- Music
- 04 Nov 08
veteran SINGER-SONGWRITER COMPLAINS A LOT
This is Jackson Browne’s first studio album since 2002’s ,Naked Ride Home and sees him revisit the political and social concerns that exercised him in the ‘80s, while giving them an added personal twist.
This is most obvious on the bleak title track, where the tick-tock ravages of time are reflected in the lyrics and in the music. ‘Off Of Wonderland’ is a rueful search for the lost idealism of former days, with references to the deaths of Robert Kennedy and MLK. ‘The Arms of Night’ is a bland love song, but Browne boogies it up on the 9-minute ‘Where Were You’ in which he castigates Bush for screwing New Orleans. Wubbya gets another drubbing in ‘The Drums of War’ (,“Who are they who bear the cost when a country takes the low road to war?”).
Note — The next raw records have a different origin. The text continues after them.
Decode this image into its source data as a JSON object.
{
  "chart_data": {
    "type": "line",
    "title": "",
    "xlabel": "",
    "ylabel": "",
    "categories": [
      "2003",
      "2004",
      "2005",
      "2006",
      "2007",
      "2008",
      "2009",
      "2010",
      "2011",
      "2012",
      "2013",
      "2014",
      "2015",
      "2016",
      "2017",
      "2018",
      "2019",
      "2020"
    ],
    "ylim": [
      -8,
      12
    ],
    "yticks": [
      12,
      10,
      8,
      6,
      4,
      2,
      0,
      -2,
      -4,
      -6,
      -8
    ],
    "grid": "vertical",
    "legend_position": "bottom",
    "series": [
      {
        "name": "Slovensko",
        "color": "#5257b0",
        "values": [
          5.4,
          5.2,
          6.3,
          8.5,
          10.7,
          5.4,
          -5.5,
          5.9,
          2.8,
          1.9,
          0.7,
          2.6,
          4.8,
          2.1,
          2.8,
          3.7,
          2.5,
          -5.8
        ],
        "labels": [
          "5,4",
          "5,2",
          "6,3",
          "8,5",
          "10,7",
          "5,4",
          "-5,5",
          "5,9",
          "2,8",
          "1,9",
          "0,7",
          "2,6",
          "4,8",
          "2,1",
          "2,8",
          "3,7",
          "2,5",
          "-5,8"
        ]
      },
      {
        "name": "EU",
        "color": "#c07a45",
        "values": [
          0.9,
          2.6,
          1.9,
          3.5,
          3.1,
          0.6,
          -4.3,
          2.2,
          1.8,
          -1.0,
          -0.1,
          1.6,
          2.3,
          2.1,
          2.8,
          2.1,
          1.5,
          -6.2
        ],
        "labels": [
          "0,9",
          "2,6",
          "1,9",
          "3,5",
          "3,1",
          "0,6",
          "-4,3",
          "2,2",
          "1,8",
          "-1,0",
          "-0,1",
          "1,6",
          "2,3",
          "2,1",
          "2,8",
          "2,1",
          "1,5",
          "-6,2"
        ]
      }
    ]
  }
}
The most endearing tune is the autobiographical and Latin-hued ‘Goin’ Down to Cuba’, while ‘Live Nude Cabaret’ sees Browne reflect on strip clubs, and ‘Just Say Yeah’ is about a female neighbour.
While most may sympathise with Browne’s observations, he adds little to familiar arguments already aired. It would easier to soak it all up if he had come up with a couple of fresh tunes to match his predictably worthy overview of human folly.